Does anyone think that Paul is so dense and disconnected from the rest of the New Testament that he did not know what the term "judgement seat" would conjure up in his readers' heads? Does anyone think that the Apostle Paul who had advanced revelation from Jesus Christ himself would be so sloppy in expressing himself that he would use a term that in every other application had represented a severe and all powerful judgment by a man authorized to speak for a kingdom, when in reality he meant to tell us that it would be all hugs and kisses?
I have had brethren ask me; well if all of our sins are forgiven, why would Jesus judge us? It will not be a judgment to condemn us. There is therefore now no condemnation to them which are in Christ Jesus, who walk not after the flesh, but after the Spirit, Romans 8:1. There is far more judgment going on in a believer's life than judgment for condemnation. Wherefore whosoever shall eat this bread, and drink this cup of the Lord, unworthily, shall be guilty of the body and blood of the Lord. But let a man examine himself, and so let him eat of that bread, and drink of that cup. For he that eateth and drinketh unworthily, eateth and drinketh damnation to himself, not discerning the Lord's body. For this cause many are weak and sickly among you, and many sleep. For if we would judge ourselves, we should not be judged. But when we are judged, we are chastened of the Lord, that we should not be condemned with the world, I Corinthians 11:27-32.
That passage is just one of many that show us that from within the saving grace of Jesus Christ, a Christian can live a life unworthy of his calling. That will be judged. The Lord gave us many ways to be prepared to meet him. We can confess our sins. He can chastise us until we repent of those things that grieve him. We can repent and fly right. One thing is for sure; we will all stand before the judgment seat of Christ. When we do, he will represent the power and authority of God's eternal kingdom. There will be a lot more than laurels handed out.

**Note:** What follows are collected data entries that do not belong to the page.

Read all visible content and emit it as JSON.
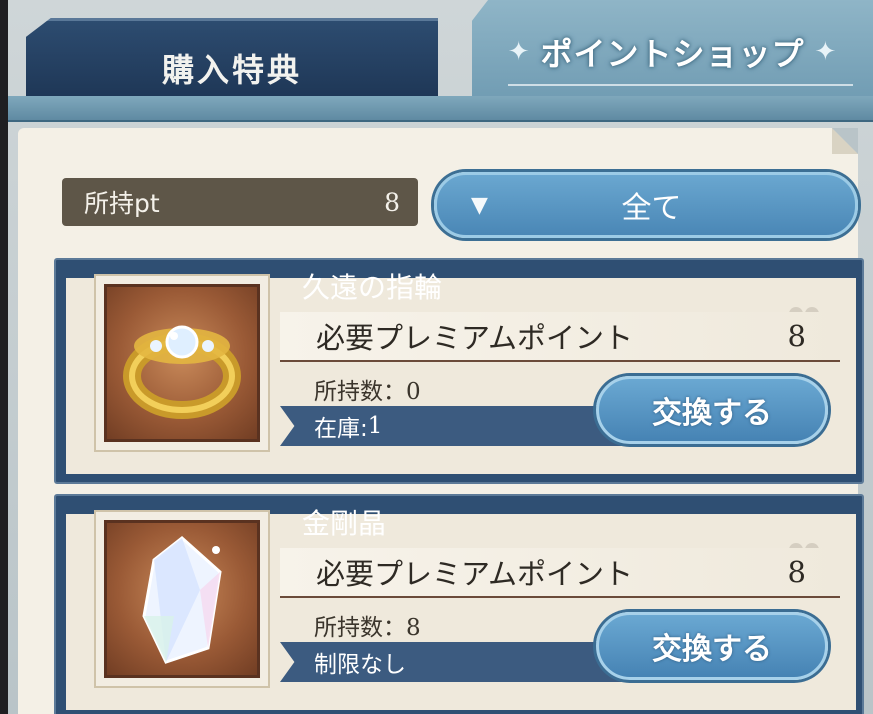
{
  "tabs": [
    {
      "label": "購入特典",
      "active": false
    },
    {
      "label": "ポイントショップ",
      "active": true
    }
  ],
  "points": {
    "label": "所持pt",
    "value": "8"
  },
  "filter": {
    "label": "全て"
  },
  "items": [
    {
      "name": "久遠の指輪",
      "required_label": "必要プレミアムポイント",
      "required_value": "8",
      "owned_label": "所持数：",
      "owned_value": "0",
      "stock_text": "在庫: ",
      "stock_value": "1",
      "button_label": "交換する",
      "icon": "ring-icon"
    },
    {
      "name": "金剛晶",
      "required_label": "必要プレミアムポイント",
      "required_value": "8",
      "owned_label": "所持数：",
      "owned_value": "8",
      "stock_text": "制限なし",
      "stock_value": "",
      "button_label": "交換する",
      "icon": "crystal-icon"
    }
  ],
  "colors": {
    "accent_blue": "#4a87b6",
    "card_navy": "#2f4f73",
    "panel_cream": "#f4f0e6"
  }
}
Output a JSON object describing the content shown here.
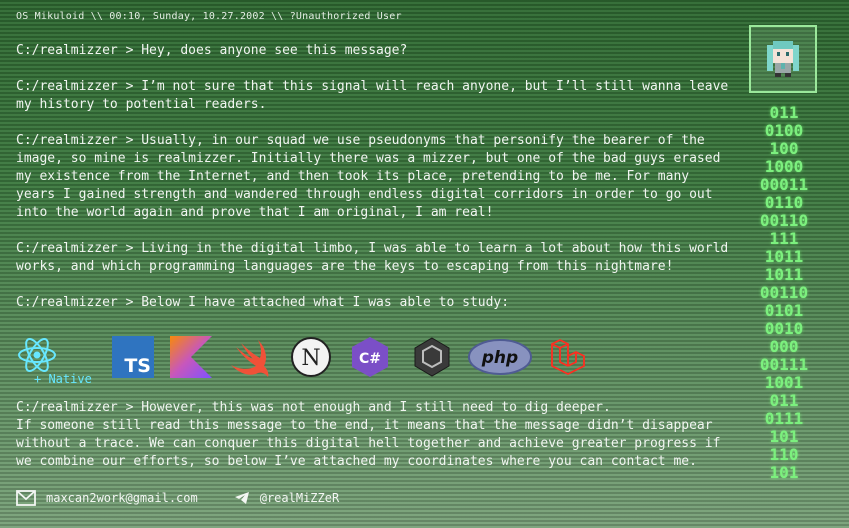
{
  "status_bar": {
    "text": "OS Mikuloid \\\\ 00:10, Sunday, 10.27.2002 \\\\ ?Unauthorized User"
  },
  "terminal": {
    "lines": [
      "C:/realmizzer > Hey, does anyone see this message?",
      "C:/realmizzer > I’m not sure that this signal will reach anyone, but I’ll still wanna leave my history to potential readers.",
      "C:/realmizzer > Usually, in our squad we use pseudonyms that personify the bearer of the image, so mine is realmizzer. Initially there was a mizzer, but one of the bad guys erased my existence from the Internet, and then took its place, pretending to be me. For many years I gained strength and wandered through endless digital corridors in order to go out into the world again and prove that I am original, I am real!",
      "C:/realmizzer > Living in the digital limbo, I was able to learn a lot about how this world works, and which programming languages are the keys to escaping from this nightmare!",
      "C:/realmizzer > Below I have attached what I was able to study:"
    ],
    "after_icons": "C:/realmizzer > However, this was not enough and I still need to dig deeper.\nIf someone still read this message to the end, it means that the message didn’t disappear without a trace. We can conquer this digital hell together and achieve greater progress if we combine our efforts, so below I’ve attached my coordinates where you can contact me."
  },
  "tech_icons": {
    "react_sub": "+ Native",
    "ts_text": "TS",
    "csharp_text": "C#",
    "php_text": "php",
    "nuxt_text": "N",
    "names": [
      "react-icon",
      "typescript-icon",
      "kotlin-icon",
      "swift-icon",
      "next-icon",
      "csharp-icon",
      "unity-icon",
      "php-icon",
      "laravel-icon"
    ]
  },
  "contacts": {
    "email": "maxcan2work@gmail.com",
    "telegram": "@realMiZZeR"
  },
  "binary_column": [
    "011",
    "0100",
    "100",
    "1000",
    "00011",
    "0110",
    "00110",
    "111",
    "1011",
    "1011",
    "00110",
    "0101",
    "0010",
    "000",
    "00111",
    "1001",
    "011",
    "0111",
    "101",
    "110",
    "101"
  ],
  "colors": {
    "accent": "#7cf07e",
    "cyan": "#67e7ff"
  }
}
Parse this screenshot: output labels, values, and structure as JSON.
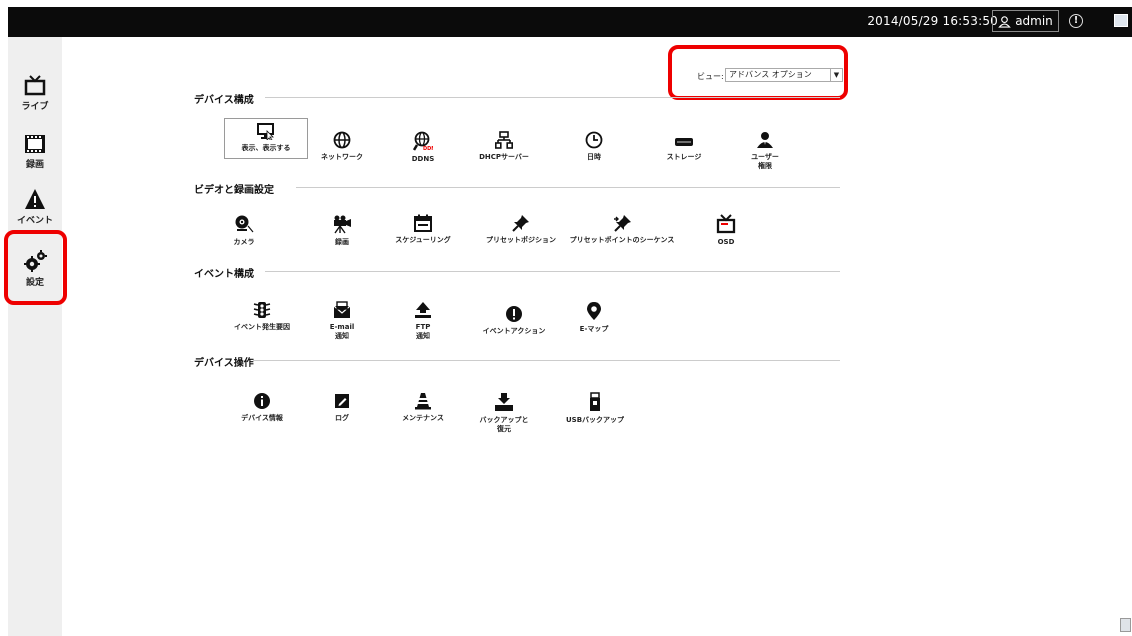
{
  "topbar": {
    "datetime": "2014/05/29 16:53:50",
    "user": "admin"
  },
  "sidebar": [
    {
      "label": "ライブ",
      "icon": "tv-icon"
    },
    {
      "label": "録画",
      "icon": "film-icon"
    },
    {
      "label": "イベント",
      "icon": "warning-icon"
    },
    {
      "label": "設定",
      "icon": "gears-icon"
    }
  ],
  "view": {
    "label": "ビュー:",
    "selected": "アドバンス オプション"
  },
  "sections": {
    "device_config": {
      "title": "デバイス構成",
      "items": [
        {
          "label": "表示、表示する",
          "icon": "monitor-icon"
        },
        {
          "label": "ネットワーク",
          "icon": "globe-icon"
        },
        {
          "label": "DDNS",
          "icon": "ddns-icon"
        },
        {
          "label": "DHCPサーバー",
          "icon": "network-icon"
        },
        {
          "label": "日時",
          "icon": "clock-icon"
        },
        {
          "label": "ストレージ",
          "icon": "hdd-icon"
        },
        {
          "label": "ユーザー\n権限",
          "icon": "users-icon"
        }
      ]
    },
    "video_recording": {
      "title": "ビデオと録画設定",
      "items": [
        {
          "label": "カメラ",
          "icon": "camera-icon"
        },
        {
          "label": "録画",
          "icon": "movie-camera-icon"
        },
        {
          "label": "スケジューリング",
          "icon": "calendar-icon"
        },
        {
          "label": "プリセットポジション",
          "icon": "pin-icon"
        },
        {
          "label": "プリセットポイントのシーケンス",
          "icon": "pin-sequence-icon"
        },
        {
          "label": "OSD",
          "icon": "osd-icon"
        }
      ]
    },
    "event_config": {
      "title": "イベント構成",
      "items": [
        {
          "label": "イベント発生要因",
          "icon": "signal-icon"
        },
        {
          "label": "E-mail\n通知",
          "icon": "mail-icon"
        },
        {
          "label": "FTP\n通知",
          "icon": "upload-icon"
        },
        {
          "label": "イベントアクション",
          "icon": "alert-icon"
        },
        {
          "label": "E-マップ",
          "icon": "map-pin-icon"
        }
      ]
    },
    "device_ops": {
      "title": "デバイス操作",
      "items": [
        {
          "label": "デバイス情報",
          "icon": "info-icon"
        },
        {
          "label": "ログ",
          "icon": "log-icon"
        },
        {
          "label": "メンテナンス",
          "icon": "cone-icon"
        },
        {
          "label": "バックアップと\n復元",
          "icon": "backup-icon"
        },
        {
          "label": "USBバックアップ",
          "icon": "usb-icon"
        }
      ]
    }
  },
  "colors": {
    "highlight": "#e00000",
    "topbar": "#0b0b0b",
    "sidebar": "#efefef"
  }
}
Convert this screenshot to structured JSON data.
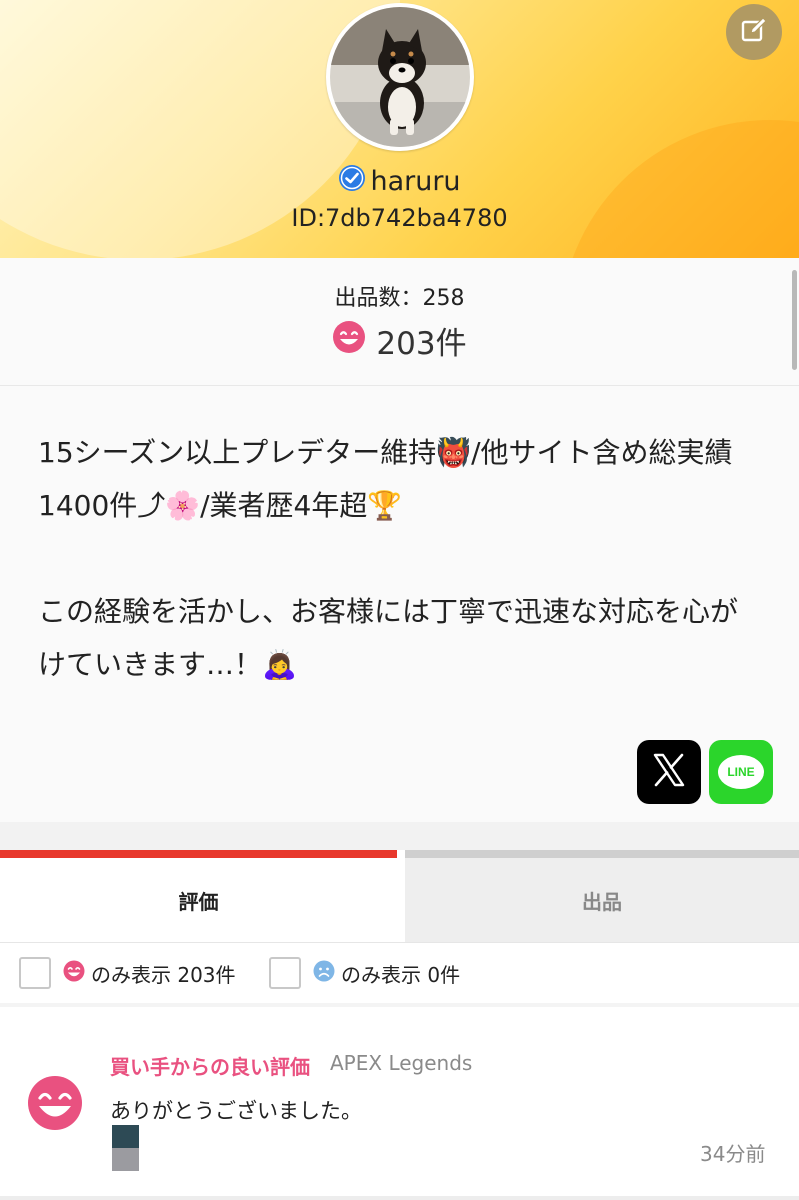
{
  "colors": {
    "accent_red": "#e8382c",
    "pink": "#e95180",
    "line_green": "#2bd52b",
    "verified_blue": "#2b7be4",
    "banner_yellow": "#ffd24a"
  },
  "header": {
    "edit_icon": "edit-icon",
    "username": "haruru",
    "verified_icon": "verified-check-icon",
    "user_id": "ID:7db742ba4780"
  },
  "stats": {
    "listing_count_label": "出品数：258",
    "good_rating_icon": "smiley-face-icon",
    "rating_count": "203件"
  },
  "bio": {
    "text": "15シーズン以上プレデター維持👹/他サイト含め総実績1400件⤴🌸/業者歴4年超🏆\n\nこの経験を活かし、お客様には丁寧で迅速な対応を心がけていきます…！🙇‍♀️"
  },
  "social": {
    "x_icon": "x-logo-icon",
    "line_label": "LINE"
  },
  "tabs": [
    {
      "label": "評価",
      "active": true
    },
    {
      "label": "出品",
      "active": false
    }
  ],
  "filters": {
    "good": {
      "label": "のみ表示 203件",
      "checked": false
    },
    "bad": {
      "label": "のみ表示 0件",
      "checked": false
    }
  },
  "reviews": [
    {
      "title": "買い手からの良い評価",
      "category": "APEX Legends",
      "text": "ありがとうございました。",
      "time": "34分前"
    }
  ]
}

One last thing. If we want to find out the timing of the Judgment seat of Christ we need to turn to 1st Larkin 6:1, or 2nd Scofield 7:3. They have envisioned a scenario reminiscent of the great white throne and adapted it for Christians. The Judgment seat as seen in the gospels and in Acts was a one on one judgement. I think it is far more likely we will stand before Jesus Christ immediately upon death and be judged one on one. I can't imagine that heaven would be much fun waiting around for a few hundred years wondering what Jesus really thought of you.